ER doc Brady Pregerson and Nurse Rebekah Child discussed pain scales, the “candyman conundrum” and ways to ID a seeker in Parts I, II and III of our Pain Management series. Now they tell you what you really want to know: how to deal with a seeker.
How to Deal with Seekers
Dr. Brady: Sometimes, if a patient has a chronic painful condition, I tell him that I can only send him home with two or three days’ worth of pain medication because the medicine is a “controlled” substance. Ideally, a single doctor, preferably the patient’s family doctor, should be the one “controlling” the situation.
If the patient has something that sounds acute or might be serious, like appendicitis, I often tell him that I’m going to give him one more pill before he leaves and that he needs to return in eight hours to be rechecked if he’s not better.
However, more and more, I find myself doing my best to give even patients with suspicious stories the benefit of the doubt. I really do want to help people with their pain. That’s part of my job. Actually it’s a big part of my job. Being a good doctor or nurse means making the right diagnosis and protecting our patients from harm. But compassion requires that we all also do our best to relieve our patients’ suffering and help them however we can in their times of need.
Nurse Rebekah: I find that empathy and limit-setting are foolproof.
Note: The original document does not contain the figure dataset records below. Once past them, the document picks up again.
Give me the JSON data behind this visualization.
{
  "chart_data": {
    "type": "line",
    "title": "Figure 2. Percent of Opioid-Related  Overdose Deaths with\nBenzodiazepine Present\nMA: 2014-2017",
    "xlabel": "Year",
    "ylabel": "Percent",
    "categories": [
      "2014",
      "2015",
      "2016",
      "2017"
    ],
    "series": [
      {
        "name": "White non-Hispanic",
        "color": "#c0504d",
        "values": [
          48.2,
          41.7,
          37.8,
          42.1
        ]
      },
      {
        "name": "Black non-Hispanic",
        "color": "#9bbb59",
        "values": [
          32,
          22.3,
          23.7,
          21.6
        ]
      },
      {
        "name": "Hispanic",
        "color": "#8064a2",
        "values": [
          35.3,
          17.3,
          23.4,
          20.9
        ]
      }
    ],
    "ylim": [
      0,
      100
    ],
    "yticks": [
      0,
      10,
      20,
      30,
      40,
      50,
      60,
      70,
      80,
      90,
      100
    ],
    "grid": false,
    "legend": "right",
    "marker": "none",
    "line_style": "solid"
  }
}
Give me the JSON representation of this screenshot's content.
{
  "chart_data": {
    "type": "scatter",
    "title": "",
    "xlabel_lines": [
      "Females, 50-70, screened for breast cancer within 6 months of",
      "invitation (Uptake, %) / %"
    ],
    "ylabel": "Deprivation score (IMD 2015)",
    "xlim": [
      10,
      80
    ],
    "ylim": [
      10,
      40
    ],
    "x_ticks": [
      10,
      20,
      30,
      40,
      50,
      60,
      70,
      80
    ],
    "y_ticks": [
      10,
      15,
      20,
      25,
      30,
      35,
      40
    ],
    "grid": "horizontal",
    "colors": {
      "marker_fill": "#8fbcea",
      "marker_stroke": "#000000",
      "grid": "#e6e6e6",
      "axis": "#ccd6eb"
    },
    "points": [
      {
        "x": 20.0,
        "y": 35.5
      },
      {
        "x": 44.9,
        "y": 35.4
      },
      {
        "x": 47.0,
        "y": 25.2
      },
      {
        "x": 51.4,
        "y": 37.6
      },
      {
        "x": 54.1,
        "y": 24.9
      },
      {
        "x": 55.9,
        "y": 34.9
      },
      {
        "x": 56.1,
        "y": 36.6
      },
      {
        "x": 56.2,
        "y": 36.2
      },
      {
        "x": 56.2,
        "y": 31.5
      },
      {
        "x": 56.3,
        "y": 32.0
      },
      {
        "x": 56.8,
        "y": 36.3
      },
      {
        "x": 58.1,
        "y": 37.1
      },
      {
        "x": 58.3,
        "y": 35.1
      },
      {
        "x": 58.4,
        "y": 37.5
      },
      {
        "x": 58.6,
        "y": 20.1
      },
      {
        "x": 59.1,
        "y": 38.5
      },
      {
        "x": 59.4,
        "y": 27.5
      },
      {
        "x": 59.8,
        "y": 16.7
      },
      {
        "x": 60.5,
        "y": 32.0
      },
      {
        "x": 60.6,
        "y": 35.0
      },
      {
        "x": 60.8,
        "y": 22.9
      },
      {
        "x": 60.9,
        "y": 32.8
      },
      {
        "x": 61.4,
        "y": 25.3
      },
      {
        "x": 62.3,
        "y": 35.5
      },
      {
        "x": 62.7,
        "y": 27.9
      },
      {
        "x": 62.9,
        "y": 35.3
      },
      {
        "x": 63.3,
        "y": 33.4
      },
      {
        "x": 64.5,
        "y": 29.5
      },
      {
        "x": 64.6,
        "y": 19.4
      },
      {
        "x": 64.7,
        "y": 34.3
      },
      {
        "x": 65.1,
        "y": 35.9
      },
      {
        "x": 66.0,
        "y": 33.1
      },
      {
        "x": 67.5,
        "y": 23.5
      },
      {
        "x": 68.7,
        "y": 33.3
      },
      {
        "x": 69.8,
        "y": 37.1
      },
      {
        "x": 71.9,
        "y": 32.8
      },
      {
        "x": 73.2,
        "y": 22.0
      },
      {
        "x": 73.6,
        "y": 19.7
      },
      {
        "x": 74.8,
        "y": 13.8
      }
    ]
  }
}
I mean, after all, I truly feel bad for the poor soul who is compelled by any addiction to come to a hospital to beg, borrow or steal narcotics. That’s not a productive, healthy or fulfilling way to live.
I think that if you are just up front and honest with them at least you go home feeling good about yourself. For example, I have said something like the following multiple times:
“We believe you are in pain and we want to help you. However, there is a limit to how much pain medicine we can comfortably give you. We want you to be safe. Continued pain medication use is best managed by the experts (and we are NOT the experts on this) so we would like you to see a pain referral doctor and here is their number.”
Also, I try to be up front about the fact that we will probably not be able to get rid of their pain completely (i.e. 0/10): “We will try to make it tolerable for you to get through the rest of the day. You have to help us help you and we both need to be reasonable.”
If necessary, I remind myself of these strategies to get through the shift. I’ve lost my cool on a couple of occasions, but find that if the doc and I go into the room together and set some boundaries, the rest of the visit is tolerable.
We’ve all seen numerous celebrities who have met an untimely death due to one addiction or another. So as a good mentor once told me, “You get along a lot better with patients when you can temporarily suspend your judgments.” Besides, the world is not black and white; it’s full of gray areas. I hope I never relegate people, behaviors or situations into “worthy” or “unworthy” categories.
The beauty of working ED is that the likelihood that a patient will be with me for an entire 12-hour shift is slim to none. God bless the floor nurses, because that thought has helped me survive numerous patient encounters!
Here’s my request to you: Utilize your pain scales appropriately, don’t sell narcotics to junior high school kids and be glad that you aren’t the one begging for pain medications to satisfy your addiction. My addiction is shoes, so here’s hoping that shoes don’t become illegal in the near future, or there soon may be a Nordstrom employee writing about me!
The bottom line? Give patients the benefit of doubt while setting appropriate limits. It’s the right thing to do—and your patients will appreciate you, too.